I have been maintaining foreign bank accounts since 2014 with balance more than $10,000. I came to know about FBAR law recently and have filed FBAR & paid taxes on the interest earned for year 2015.

I also want to pay the penalty (if required) and the taxes for the interest earned (via foreign bank account) in year 2014. Do I qualify for the streamline OVDI?
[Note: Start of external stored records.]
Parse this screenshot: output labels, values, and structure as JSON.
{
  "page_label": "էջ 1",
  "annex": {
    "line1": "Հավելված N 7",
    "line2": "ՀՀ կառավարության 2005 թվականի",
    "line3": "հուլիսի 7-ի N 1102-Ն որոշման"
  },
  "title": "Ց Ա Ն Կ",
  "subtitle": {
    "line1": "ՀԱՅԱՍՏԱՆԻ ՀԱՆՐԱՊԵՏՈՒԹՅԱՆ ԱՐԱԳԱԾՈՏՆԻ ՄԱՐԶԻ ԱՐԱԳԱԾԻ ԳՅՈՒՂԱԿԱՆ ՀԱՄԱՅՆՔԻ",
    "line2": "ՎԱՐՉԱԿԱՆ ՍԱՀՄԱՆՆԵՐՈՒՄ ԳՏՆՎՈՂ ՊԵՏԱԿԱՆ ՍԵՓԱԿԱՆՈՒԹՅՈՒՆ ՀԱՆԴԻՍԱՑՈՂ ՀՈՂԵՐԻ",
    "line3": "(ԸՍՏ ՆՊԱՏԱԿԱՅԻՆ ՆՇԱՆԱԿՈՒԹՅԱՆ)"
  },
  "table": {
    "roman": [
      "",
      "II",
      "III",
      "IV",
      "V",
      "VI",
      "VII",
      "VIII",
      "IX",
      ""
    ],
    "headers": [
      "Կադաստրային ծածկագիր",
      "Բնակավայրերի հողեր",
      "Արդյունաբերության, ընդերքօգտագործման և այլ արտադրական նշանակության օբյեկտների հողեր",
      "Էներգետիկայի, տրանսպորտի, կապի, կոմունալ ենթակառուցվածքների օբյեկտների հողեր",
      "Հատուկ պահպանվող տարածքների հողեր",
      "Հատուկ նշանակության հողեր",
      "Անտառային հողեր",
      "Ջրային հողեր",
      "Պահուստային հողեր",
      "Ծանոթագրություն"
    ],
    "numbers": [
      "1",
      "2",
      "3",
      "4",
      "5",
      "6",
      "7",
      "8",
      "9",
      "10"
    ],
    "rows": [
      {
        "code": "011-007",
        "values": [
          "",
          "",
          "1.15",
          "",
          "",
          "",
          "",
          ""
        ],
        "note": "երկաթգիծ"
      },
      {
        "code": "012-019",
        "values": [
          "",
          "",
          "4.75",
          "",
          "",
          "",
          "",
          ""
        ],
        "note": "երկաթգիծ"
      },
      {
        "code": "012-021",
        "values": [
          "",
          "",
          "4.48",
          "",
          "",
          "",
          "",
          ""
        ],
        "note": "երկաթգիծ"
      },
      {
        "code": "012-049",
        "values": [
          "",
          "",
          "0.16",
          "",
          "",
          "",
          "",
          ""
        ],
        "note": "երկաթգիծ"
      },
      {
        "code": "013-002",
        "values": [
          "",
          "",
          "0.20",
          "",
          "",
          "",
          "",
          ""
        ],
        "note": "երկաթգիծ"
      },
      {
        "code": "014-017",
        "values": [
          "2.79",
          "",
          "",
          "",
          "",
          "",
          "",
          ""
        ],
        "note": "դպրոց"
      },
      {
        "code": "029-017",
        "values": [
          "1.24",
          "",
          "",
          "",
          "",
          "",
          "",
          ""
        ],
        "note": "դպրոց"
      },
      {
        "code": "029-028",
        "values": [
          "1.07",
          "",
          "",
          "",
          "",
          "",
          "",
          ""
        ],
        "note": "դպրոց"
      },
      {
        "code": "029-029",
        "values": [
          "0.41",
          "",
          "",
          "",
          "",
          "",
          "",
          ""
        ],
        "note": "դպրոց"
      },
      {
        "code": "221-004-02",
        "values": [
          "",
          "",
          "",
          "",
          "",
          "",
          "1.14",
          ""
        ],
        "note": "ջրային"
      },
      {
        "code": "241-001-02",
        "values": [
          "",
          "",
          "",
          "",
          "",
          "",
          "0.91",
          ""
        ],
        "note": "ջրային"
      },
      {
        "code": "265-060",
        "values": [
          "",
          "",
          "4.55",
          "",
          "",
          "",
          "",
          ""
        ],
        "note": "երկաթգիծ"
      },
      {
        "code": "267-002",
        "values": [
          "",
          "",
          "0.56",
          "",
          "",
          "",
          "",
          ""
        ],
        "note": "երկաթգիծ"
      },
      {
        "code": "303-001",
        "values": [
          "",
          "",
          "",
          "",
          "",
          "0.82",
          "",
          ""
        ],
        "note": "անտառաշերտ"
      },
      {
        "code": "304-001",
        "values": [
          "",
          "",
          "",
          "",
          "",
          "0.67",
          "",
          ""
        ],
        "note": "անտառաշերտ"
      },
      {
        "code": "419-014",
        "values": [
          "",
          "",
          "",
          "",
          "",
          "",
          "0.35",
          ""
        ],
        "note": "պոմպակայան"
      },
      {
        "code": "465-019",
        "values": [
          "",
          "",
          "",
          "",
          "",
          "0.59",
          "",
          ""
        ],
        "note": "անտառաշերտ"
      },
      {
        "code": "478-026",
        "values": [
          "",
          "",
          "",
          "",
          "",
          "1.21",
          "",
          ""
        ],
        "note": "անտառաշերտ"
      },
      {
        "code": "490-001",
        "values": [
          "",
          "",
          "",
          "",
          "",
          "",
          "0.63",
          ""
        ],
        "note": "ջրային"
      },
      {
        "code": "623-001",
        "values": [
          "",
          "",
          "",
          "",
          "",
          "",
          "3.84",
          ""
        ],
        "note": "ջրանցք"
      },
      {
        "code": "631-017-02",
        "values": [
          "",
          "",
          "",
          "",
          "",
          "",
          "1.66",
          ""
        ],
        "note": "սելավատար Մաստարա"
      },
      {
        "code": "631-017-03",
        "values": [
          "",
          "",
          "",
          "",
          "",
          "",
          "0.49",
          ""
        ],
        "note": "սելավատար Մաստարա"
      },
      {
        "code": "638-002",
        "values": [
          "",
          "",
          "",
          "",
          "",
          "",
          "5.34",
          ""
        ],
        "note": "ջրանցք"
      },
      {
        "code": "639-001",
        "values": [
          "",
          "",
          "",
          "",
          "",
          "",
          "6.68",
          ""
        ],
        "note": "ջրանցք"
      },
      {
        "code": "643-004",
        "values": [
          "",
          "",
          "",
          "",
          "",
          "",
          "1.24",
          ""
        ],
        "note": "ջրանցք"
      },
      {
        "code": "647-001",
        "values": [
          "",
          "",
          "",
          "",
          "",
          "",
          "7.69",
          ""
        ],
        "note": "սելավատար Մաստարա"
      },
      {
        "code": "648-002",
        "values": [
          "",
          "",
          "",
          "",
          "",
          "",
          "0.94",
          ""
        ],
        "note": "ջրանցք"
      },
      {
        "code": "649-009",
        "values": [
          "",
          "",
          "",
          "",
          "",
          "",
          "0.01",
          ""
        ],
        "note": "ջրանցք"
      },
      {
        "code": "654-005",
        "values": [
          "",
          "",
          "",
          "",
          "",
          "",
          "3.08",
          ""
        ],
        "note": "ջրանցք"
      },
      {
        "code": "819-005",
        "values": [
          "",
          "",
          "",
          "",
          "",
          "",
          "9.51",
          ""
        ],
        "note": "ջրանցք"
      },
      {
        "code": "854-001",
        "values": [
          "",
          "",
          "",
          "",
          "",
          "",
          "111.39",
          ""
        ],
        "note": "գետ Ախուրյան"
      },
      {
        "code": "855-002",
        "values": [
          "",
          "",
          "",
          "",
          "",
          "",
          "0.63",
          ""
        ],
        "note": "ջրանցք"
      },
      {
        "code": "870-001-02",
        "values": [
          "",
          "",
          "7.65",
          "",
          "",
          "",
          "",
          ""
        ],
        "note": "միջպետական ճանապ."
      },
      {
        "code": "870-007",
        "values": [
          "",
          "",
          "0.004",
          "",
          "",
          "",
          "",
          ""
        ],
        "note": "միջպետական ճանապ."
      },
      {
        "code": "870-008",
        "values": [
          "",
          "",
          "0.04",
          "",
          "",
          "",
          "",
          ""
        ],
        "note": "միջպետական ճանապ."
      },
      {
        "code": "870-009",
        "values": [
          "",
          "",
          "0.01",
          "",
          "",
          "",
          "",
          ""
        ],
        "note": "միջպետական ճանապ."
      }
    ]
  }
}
What is confusing is OVDI says that you need to amend past 3 years of tax returns and my case is only applicable for one year. So what is the best process to rectify my honest mistake for missing FBAR for year 2014.


----------



## Bevdeforges (Nov 16, 2007)

If you're talking about a single year's error, you shouldn't be bothering with the streamlined program. File an amended return for 2014, pay the tax and any penalty (mostly interest charges) and be done with it. If you've got zillions stashed away in your overseas accounts, you could be talking a hefty bill, but for just a single year, and especially with the interest rates worldwide recently, if you're talking maybe a few hundred or even a couple thousand dollars in interest, it should be quicker and easier to just amend the 2014 return.
Cheers,
Bev


----------



## taxverdict (May 3, 2016)

Bevdeforges said:


> If you're talking about a single year's error, you shouldn't be bothering with the streamlined program. File an amended return for 2014, pay the tax and any penalty (mostly interest charges) and be done with it. If you've got zillions stashed away in your overseas accounts, you could be talking a hefty bill, but for just a single year, and especially with the interest rates worldwide recently, if you're talking maybe a few hundred or even a couple thousand dollars in interest, it should be quicker and easier to just amend the 2014 return.
> Cheers,
> Bev


Thanks Bev. You are right, I earned less than $1500 as interest.

UPDATE: I spoke with an IRS agent this morning (via Streamline OVDP hotline) and he said that for people who missed to report the foreign income for less than 3 years, need to only amend the return for the years they have earning. For rest of the years, they need to mention "Tax Return Compliant"


----------